Good flavor. Butter to flour ratio seems off. When flour was added, the mixture formed a huge ball that could hardly be browned. Additional butter helped. Be careful with the Creole seasoning...almost made it too salty. I was generous with the cayenne pepper.

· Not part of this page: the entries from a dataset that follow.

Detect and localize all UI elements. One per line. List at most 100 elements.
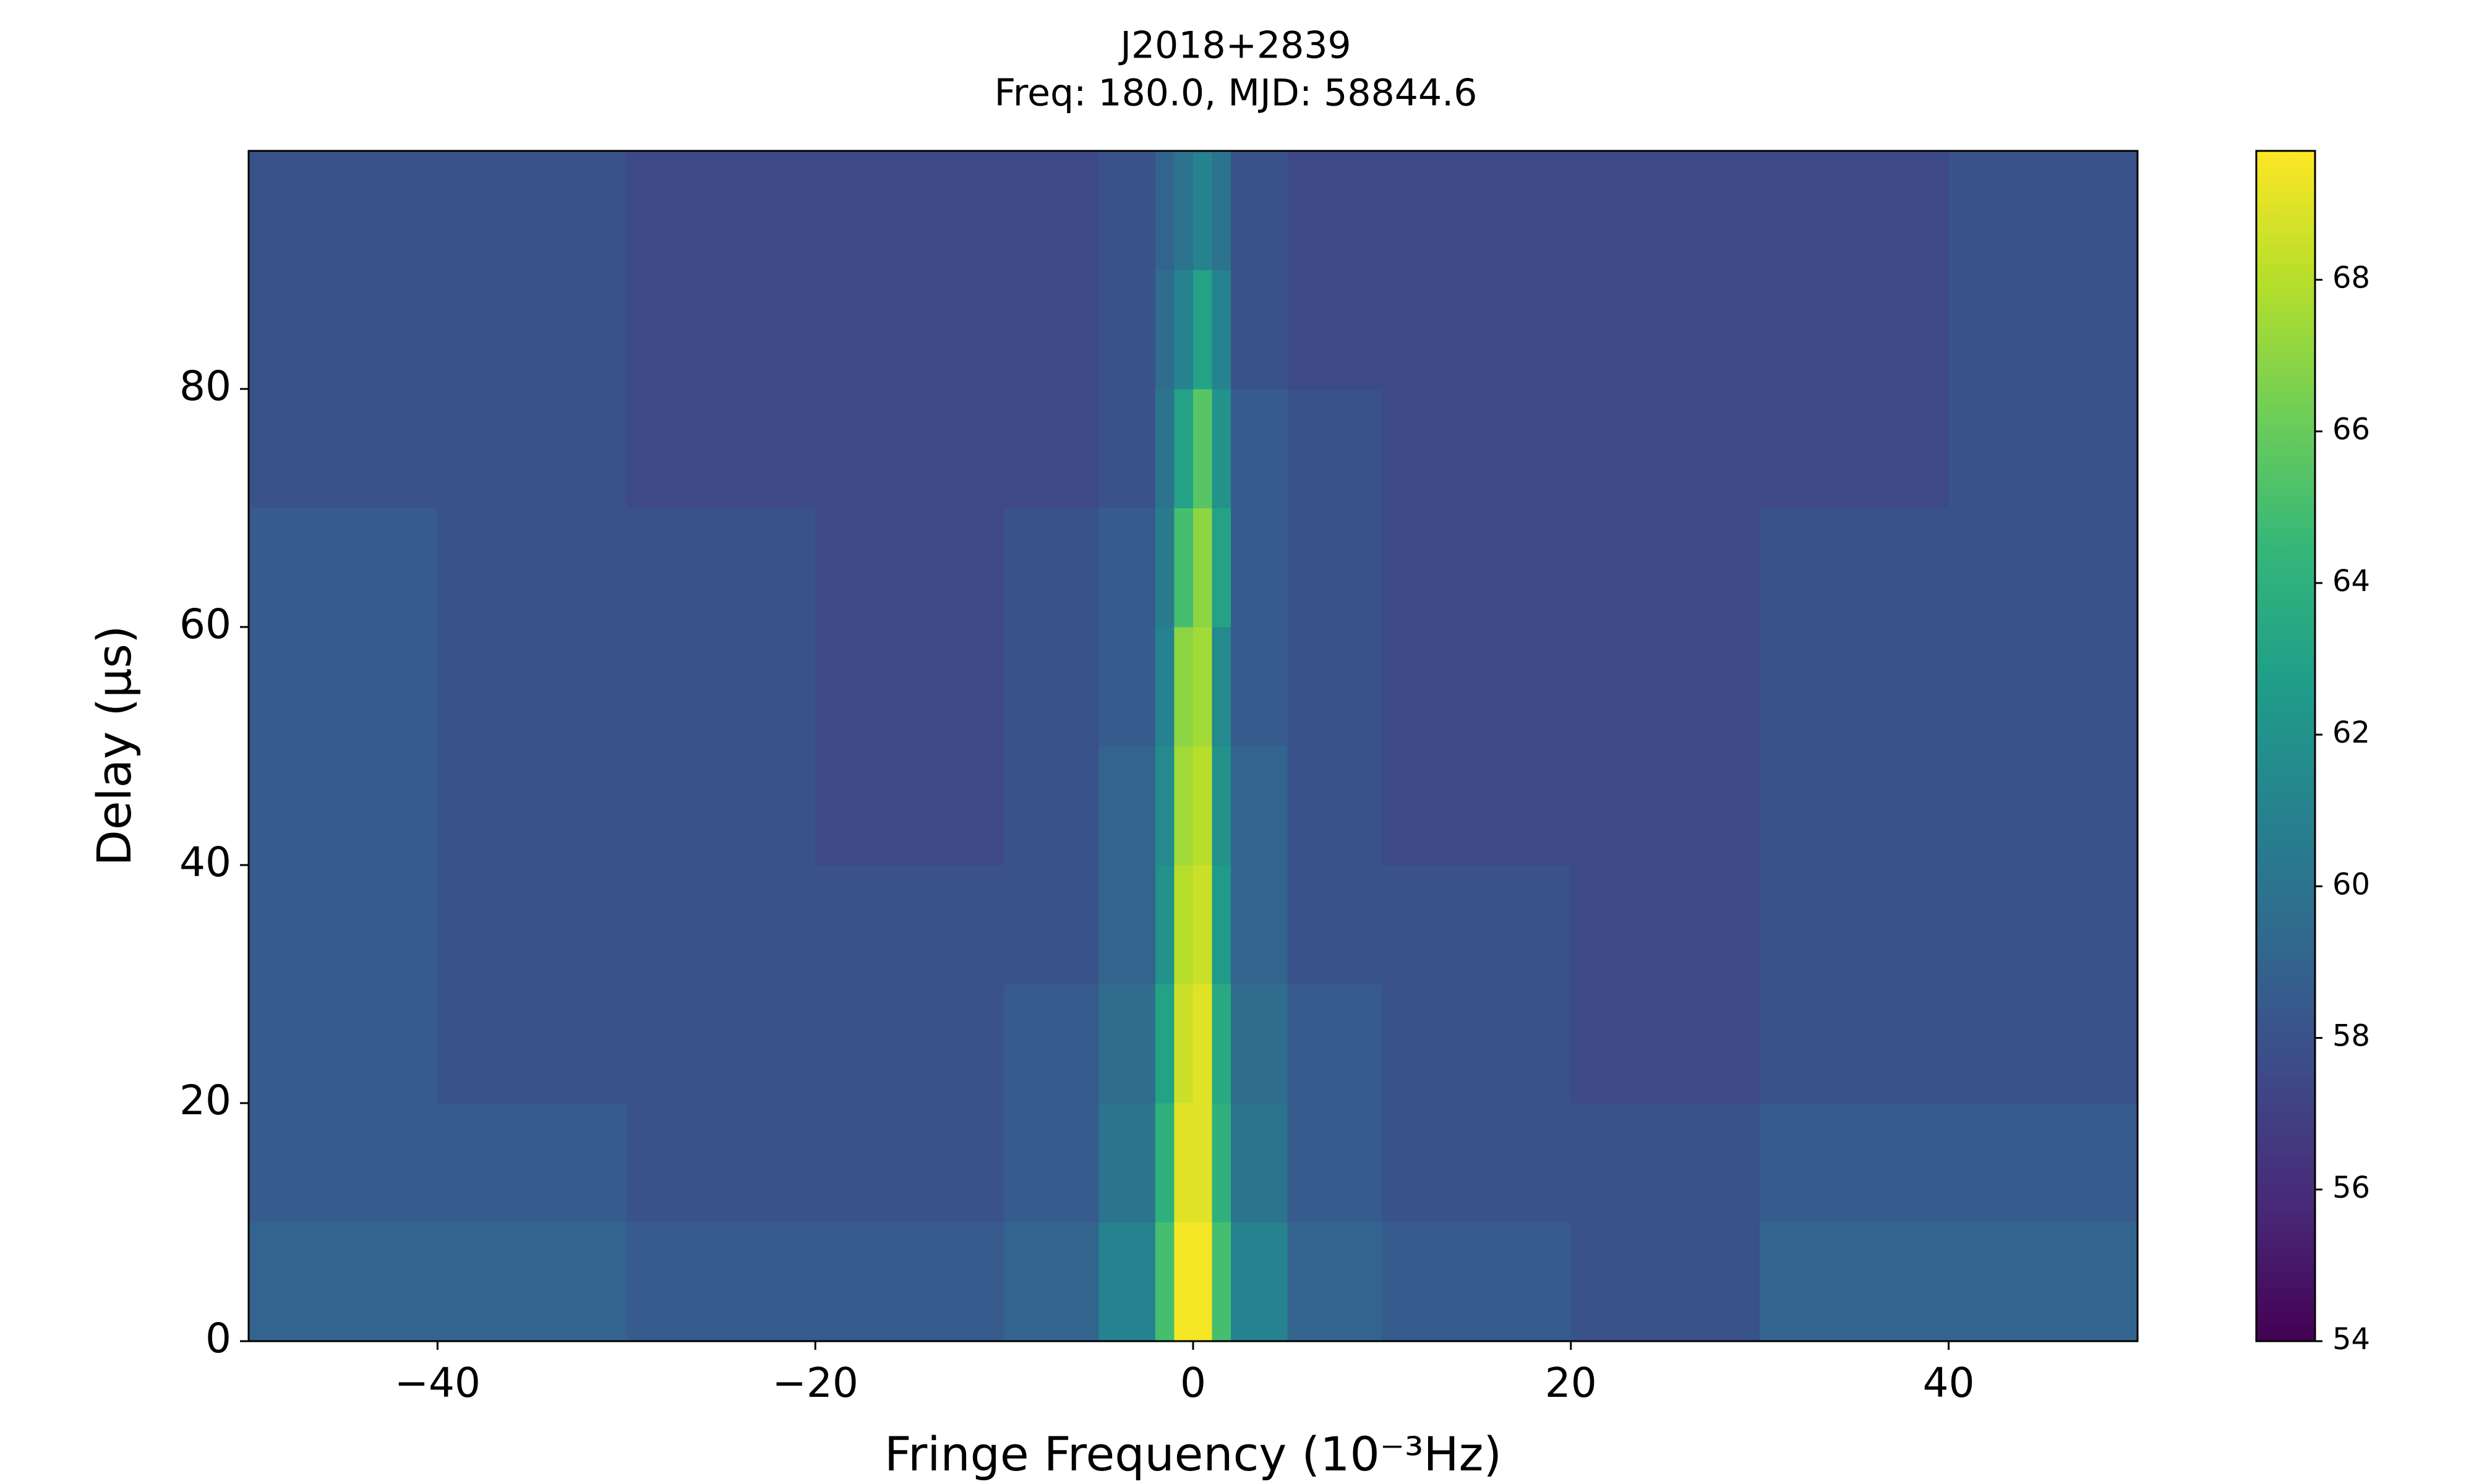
heatmap bbox=[249, 151, 2138, 1341]
heatmap-cell bbox=[1760, 389, 1950, 508]
heatmap-cell bbox=[1948, 508, 2138, 628]
heatmap-cell bbox=[437, 746, 627, 866]
x-tick-label: 20 bbox=[1545, 1359, 1597, 1407]
heatmap-cell bbox=[1155, 1222, 1175, 1341]
heatmap-cell bbox=[1287, 1103, 1382, 1222]
heatmap-cell bbox=[1098, 151, 1156, 270]
heatmap-cell bbox=[249, 270, 438, 390]
heatmap-cell bbox=[1382, 508, 1572, 628]
y-tick-label: 0 bbox=[205, 1315, 231, 1362]
heatmap-cell bbox=[1004, 508, 1099, 628]
heatmap-cell bbox=[1287, 270, 1382, 390]
heatmap-cell bbox=[815, 984, 1005, 1104]
heatmap-cell bbox=[815, 627, 1005, 746]
heatmap-cell bbox=[1570, 984, 1760, 1104]
heatmap-cell bbox=[1098, 389, 1156, 508]
heatmap-cell bbox=[1382, 984, 1572, 1104]
heatmap-cell bbox=[1231, 984, 1288, 1104]
heatmap-cell bbox=[1570, 1103, 1760, 1222]
heatmap-cell bbox=[1098, 865, 1156, 984]
heatmap-cell bbox=[1570, 508, 1760, 628]
heatmap-cell bbox=[815, 865, 1005, 984]
y-tick-label: 80 bbox=[179, 362, 231, 410]
heatmap-cell bbox=[1948, 1103, 2138, 1222]
heatmap-cell bbox=[1948, 389, 2138, 508]
heatmap-cell bbox=[626, 1222, 816, 1341]
heatmap-cell bbox=[815, 508, 1005, 628]
heatmap-cell bbox=[1174, 151, 1194, 270]
heatmap-cell bbox=[1193, 1222, 1213, 1341]
heatmap-cell bbox=[1174, 984, 1194, 1104]
colorbar-tick-label: 58 bbox=[2332, 1019, 2370, 1054]
heatmap-cell bbox=[1382, 270, 1572, 390]
heatmap-cell bbox=[1098, 1222, 1156, 1341]
heatmap-cell bbox=[437, 1222, 627, 1341]
heatmap-cell bbox=[249, 865, 438, 984]
heatmap-cell bbox=[1382, 1222, 1572, 1341]
heatmap-cell bbox=[1174, 1103, 1194, 1222]
y-tick-label: 20 bbox=[179, 1077, 231, 1124]
colorbar-tick-label: 68 bbox=[2332, 260, 2370, 295]
colorbar-tick-label: 66 bbox=[2332, 412, 2370, 447]
heatmap-cell bbox=[1212, 270, 1231, 390]
heatmap-cell bbox=[1098, 984, 1156, 1104]
heatmap-cell bbox=[249, 984, 438, 1104]
x-tick-label: 40 bbox=[1923, 1359, 1975, 1407]
heatmap-cell bbox=[626, 984, 816, 1104]
heatmap-cell bbox=[1231, 865, 1288, 984]
heatmap-cell bbox=[1004, 627, 1099, 746]
heatmap-cell bbox=[1193, 270, 1213, 390]
heatmap-cell bbox=[437, 627, 627, 746]
heatmap-cell bbox=[1174, 627, 1194, 746]
heatmap-cell bbox=[1570, 746, 1760, 866]
heatmap-cell bbox=[1193, 1103, 1213, 1222]
heatmap-cell bbox=[1570, 627, 1760, 746]
heatmap-cell bbox=[437, 508, 627, 628]
heatmap-cell bbox=[1948, 627, 2138, 746]
heatmap-cell bbox=[626, 151, 816, 270]
heatmap-cell bbox=[1382, 389, 1572, 508]
heatmap-cell bbox=[1212, 1103, 1231, 1222]
heatmap-cell bbox=[249, 627, 438, 746]
heatmap-cell bbox=[1174, 746, 1194, 866]
heatmap-cell bbox=[1004, 984, 1099, 1104]
heatmap-cell bbox=[1193, 865, 1213, 984]
heatmap-cell bbox=[437, 270, 627, 390]
heatmap-cell bbox=[1948, 746, 2138, 866]
heatmap-cell bbox=[1212, 151, 1231, 270]
heatmap-cell bbox=[249, 389, 438, 508]
heatmap-cell bbox=[249, 1103, 438, 1222]
heatmap-cell bbox=[1155, 865, 1175, 984]
heatmap-cell bbox=[1098, 270, 1156, 390]
heatmap-cell bbox=[1004, 746, 1099, 866]
heatmap-cell bbox=[1155, 151, 1175, 270]
heatmap-cell bbox=[1174, 270, 1194, 390]
heatmap-cell bbox=[1004, 1222, 1099, 1341]
heatmap-cell bbox=[1382, 865, 1572, 984]
heatmap-cell bbox=[1212, 984, 1231, 1104]
heatmap-cell bbox=[1382, 151, 1572, 270]
heatmap-cell bbox=[1174, 1222, 1194, 1341]
heatmap-cell bbox=[1570, 270, 1760, 390]
colorbar-tick-label: 56 bbox=[2332, 1171, 2370, 1205]
heatmap-cell bbox=[1155, 627, 1175, 746]
heatmap-cell bbox=[815, 389, 1005, 508]
heatmap-cell bbox=[1004, 865, 1099, 984]
colorbar bbox=[2255, 150, 2316, 1342]
heatmap-cell bbox=[1155, 1103, 1175, 1222]
heatmap-cell bbox=[1155, 389, 1175, 508]
heatmap-cell bbox=[1948, 1222, 2138, 1341]
heatmap-cell bbox=[1948, 865, 2138, 984]
heatmap-cell bbox=[1570, 1222, 1760, 1341]
heatmap-cell bbox=[1193, 984, 1213, 1104]
heatmap-cell bbox=[1193, 151, 1213, 270]
heatmap-cell bbox=[1098, 508, 1156, 628]
heatmap-cell bbox=[1287, 1222, 1382, 1341]
heatmap-cell bbox=[1948, 270, 2138, 390]
chart-title: J2018+2839 bbox=[1118, 24, 1351, 67]
heatmap-cell bbox=[1231, 746, 1288, 866]
heatmap-cell bbox=[626, 389, 816, 508]
heatmap-cell bbox=[626, 627, 816, 746]
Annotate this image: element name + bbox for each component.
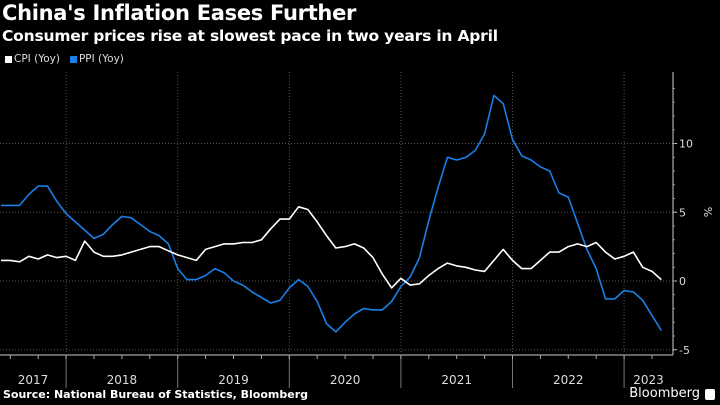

Louisiana Crawfish Étouffée
Yield: Makes 6 to 8 servings
- 1/4 pound butter
- 1 cup chopped yellow onion
- 1/2 cup chopped celery
- 1/2 cup chopped green bell pepper
- 1/2 cup chopped red bell pepper
- 1/2 cup diced tomato
- 2 tablespoons minced garlic
- 2 bay leaves
- 1/2 cup tomato sauce
- 1 cup all-purpose flour
- 6 cups crab or crawfish stock
- 2 pounds cooked Louisiana crawfish tail meat
- 2 tablespoons sherry
- 1 cup chopped green onions
- 1/2 cup chopped fresh parsley
- Creole seasoning
- Hot cooked rice
- Hot sauce
- Melt butter in a large, heavy saucepan over medium heat. Add onion and next 7 ingredients; sauté 5 to 7 minutes or until vegetables are tender.
- Add flour and cook, stirring constantly, 10 minutes or until mixture is a rich, dark brown.
- Stir in stock, and simmer over medium-low heat 45 minutes. Add crawfish, and cook until heated. Stir in sherry, green onions, and parsley. Add Creole seasoning to taste.
- Serve over hot cooked rice with hot sauce on the side.